Brexit. My oh my. Any Brit who voted in favour of the UK staying in the Euro supra-state must be wincing at how Brussels approaches the so-called ‘divorce negotiations’. Quite apposite that Zimbabwe’s Zanu-PF is all over the news at this time. Many must be feeling that where Mugabe is a model African it appears Barnier and Juncker are proudly model Europeans from similar mould. The shame.
As a lone, late-night quasi-adult voice from the “Despite Brexit” Broadcasting Corporation put it on Newsnight, “the EU default position is to not move”. Ouch. How that can be called proper negotiating is anyone’s guess. Then again, when it comes to the British view, hasn’t that been their stance since even before 1973?
I noted insight into the current round of negotiations. Which reminded me of one of my favourite answers in such scenario. Born from my frustration that salespeople and negotiation are seldom recipes for success. Everyone thinks they can negotiate. Just like everyone thinks they can sell. Until they meet a pro on the other side of the table. The results do not tend to be pretty.
Which is why so many firms these days bring in a bespoke negotiation team to do contracts. Culled from Legal, Commercial and Exec posts. Many salespeople hate this. I myself lost a huge deal in my youth to the absence of creativity of just such a unit. But when you are selected as preferred supplier it’s for the best, all round.
the price is the price
I can’t tell you how happy I was to learn this line. It is not salespeople’s fault that negotiation can flummox them. We are not, as a rule, schooled in the very specific skillset. Nor do our natural traits that help make us stellar sales performers apply on a negotiation. In fact, they sadly actively hinder.
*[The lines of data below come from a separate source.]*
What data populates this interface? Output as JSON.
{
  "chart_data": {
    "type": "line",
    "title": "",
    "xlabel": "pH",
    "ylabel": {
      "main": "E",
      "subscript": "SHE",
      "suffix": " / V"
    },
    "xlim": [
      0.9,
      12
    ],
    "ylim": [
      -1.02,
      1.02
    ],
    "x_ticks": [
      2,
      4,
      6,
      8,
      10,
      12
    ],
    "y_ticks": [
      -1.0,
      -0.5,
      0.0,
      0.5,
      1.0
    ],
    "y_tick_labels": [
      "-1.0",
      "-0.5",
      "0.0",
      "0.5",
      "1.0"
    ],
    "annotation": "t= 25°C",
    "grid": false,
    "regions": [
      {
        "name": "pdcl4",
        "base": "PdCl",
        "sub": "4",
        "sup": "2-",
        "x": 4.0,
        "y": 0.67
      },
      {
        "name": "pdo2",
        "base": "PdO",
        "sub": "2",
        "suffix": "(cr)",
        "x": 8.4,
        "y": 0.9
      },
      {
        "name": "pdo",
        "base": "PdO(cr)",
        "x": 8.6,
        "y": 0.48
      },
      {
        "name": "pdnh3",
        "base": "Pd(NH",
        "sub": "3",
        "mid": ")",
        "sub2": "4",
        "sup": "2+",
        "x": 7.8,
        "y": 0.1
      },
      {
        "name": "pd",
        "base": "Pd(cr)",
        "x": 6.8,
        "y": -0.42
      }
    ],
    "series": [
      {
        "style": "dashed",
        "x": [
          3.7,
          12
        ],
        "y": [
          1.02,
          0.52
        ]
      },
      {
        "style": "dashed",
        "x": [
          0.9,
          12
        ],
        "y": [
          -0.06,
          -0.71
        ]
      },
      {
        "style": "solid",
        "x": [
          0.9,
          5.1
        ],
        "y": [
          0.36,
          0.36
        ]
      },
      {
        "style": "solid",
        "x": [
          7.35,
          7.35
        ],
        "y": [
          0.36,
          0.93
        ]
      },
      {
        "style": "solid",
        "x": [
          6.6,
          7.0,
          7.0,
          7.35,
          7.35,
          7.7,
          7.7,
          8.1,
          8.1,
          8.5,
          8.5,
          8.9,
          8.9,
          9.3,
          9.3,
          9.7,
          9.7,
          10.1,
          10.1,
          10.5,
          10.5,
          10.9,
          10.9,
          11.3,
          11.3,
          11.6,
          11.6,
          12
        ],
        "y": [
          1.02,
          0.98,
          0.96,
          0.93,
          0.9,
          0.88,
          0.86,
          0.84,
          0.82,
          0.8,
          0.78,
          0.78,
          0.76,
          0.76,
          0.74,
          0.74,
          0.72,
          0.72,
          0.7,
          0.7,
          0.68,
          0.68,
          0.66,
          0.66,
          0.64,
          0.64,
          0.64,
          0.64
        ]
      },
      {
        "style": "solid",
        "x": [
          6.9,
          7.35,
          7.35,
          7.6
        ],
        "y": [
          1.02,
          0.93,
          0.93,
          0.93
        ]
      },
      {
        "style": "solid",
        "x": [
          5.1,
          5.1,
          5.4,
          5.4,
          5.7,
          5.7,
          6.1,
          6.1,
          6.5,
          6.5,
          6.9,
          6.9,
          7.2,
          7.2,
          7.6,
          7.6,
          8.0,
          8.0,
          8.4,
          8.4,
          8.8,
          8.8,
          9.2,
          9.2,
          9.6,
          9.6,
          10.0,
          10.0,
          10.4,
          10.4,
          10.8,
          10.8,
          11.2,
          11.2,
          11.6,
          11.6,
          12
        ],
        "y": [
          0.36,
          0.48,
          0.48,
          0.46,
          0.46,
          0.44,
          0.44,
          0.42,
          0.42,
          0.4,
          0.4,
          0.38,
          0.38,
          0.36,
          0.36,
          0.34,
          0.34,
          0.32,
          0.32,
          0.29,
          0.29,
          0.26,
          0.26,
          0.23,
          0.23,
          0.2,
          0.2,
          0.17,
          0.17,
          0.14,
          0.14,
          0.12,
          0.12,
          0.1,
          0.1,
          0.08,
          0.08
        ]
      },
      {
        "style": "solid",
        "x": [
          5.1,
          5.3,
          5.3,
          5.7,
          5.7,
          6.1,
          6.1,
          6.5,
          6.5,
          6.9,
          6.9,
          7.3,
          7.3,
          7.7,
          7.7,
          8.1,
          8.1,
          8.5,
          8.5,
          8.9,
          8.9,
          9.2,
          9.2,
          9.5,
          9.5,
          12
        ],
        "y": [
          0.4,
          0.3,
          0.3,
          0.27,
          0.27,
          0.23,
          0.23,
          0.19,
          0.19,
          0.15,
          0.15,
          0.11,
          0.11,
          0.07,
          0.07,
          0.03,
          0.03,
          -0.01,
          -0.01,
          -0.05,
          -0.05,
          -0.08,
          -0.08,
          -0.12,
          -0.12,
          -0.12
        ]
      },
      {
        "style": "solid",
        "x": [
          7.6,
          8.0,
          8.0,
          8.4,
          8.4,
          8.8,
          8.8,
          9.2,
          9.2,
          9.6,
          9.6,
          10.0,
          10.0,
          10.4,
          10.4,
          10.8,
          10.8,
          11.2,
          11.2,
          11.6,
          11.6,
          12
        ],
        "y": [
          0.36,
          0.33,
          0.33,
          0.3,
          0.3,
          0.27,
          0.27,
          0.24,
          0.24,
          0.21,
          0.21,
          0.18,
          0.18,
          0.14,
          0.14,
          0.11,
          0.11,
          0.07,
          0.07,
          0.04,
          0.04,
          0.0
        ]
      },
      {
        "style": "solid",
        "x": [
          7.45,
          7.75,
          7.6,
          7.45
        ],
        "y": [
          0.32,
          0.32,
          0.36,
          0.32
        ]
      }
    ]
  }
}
The “I’m sure we can talk about that” discount prelude is a disaster. I love it when I hear a salesperson steadfastly defend their price. It is what it is for a reason. There is value. If you want a discount, go buy from elsewhere and prepare to be heavily penalised in the time honoured “buy on price, pay twice” way. Or worse still, think that you can do whatever it is yourself. That really is a career-ending turn, mister customer.
if you … , then I’ll …
Another area where salespeople can fatally trip is not appreciating the quid pro quo nature of grown-up negotiation. You want a discount, hey? Just because otherwise you will not buy? Pur-lease…. As in accounting (ask your local eminence the Pharaoh of the Beans) every transaction has two sides. Double-entry book-keeping has been a staple since, I believe, Pacioli in 1494. And so it is in negotiation. Each currency has its yin and yang. No concession should flow solo.
when we jump, we jump together
A delightful phrase. From the mouth of Remainer turned brexit-means-brexit PM May. This really gets to the heart of the winning mindset when faced with barefaced intransigence. Thou shall not kowtow. This is a team game. Partnership must ensue. Long-term sustainable success only ever grows from a negotiation where both sides put the joint endeavour above their own ego-filled bullying singular priorities.
nothing’s agreed until everything’s agreed
Another wonderful set-up. I gather that this cornerstone is borrowed from the World Trade Organisation framework known as the “single undertaking”. In the current context, it means that there are a trio of first-stage points to resolve. Only when each is agreed in their separate fields can the next round commence.
This is unlikely in a solution sell situation. Yet it is something that you could keep up your sleeve especially if in a sole-selected evaluation phase. Although if it is new to you as a concept, I’d recommend getting assistance on the nuts and bolts.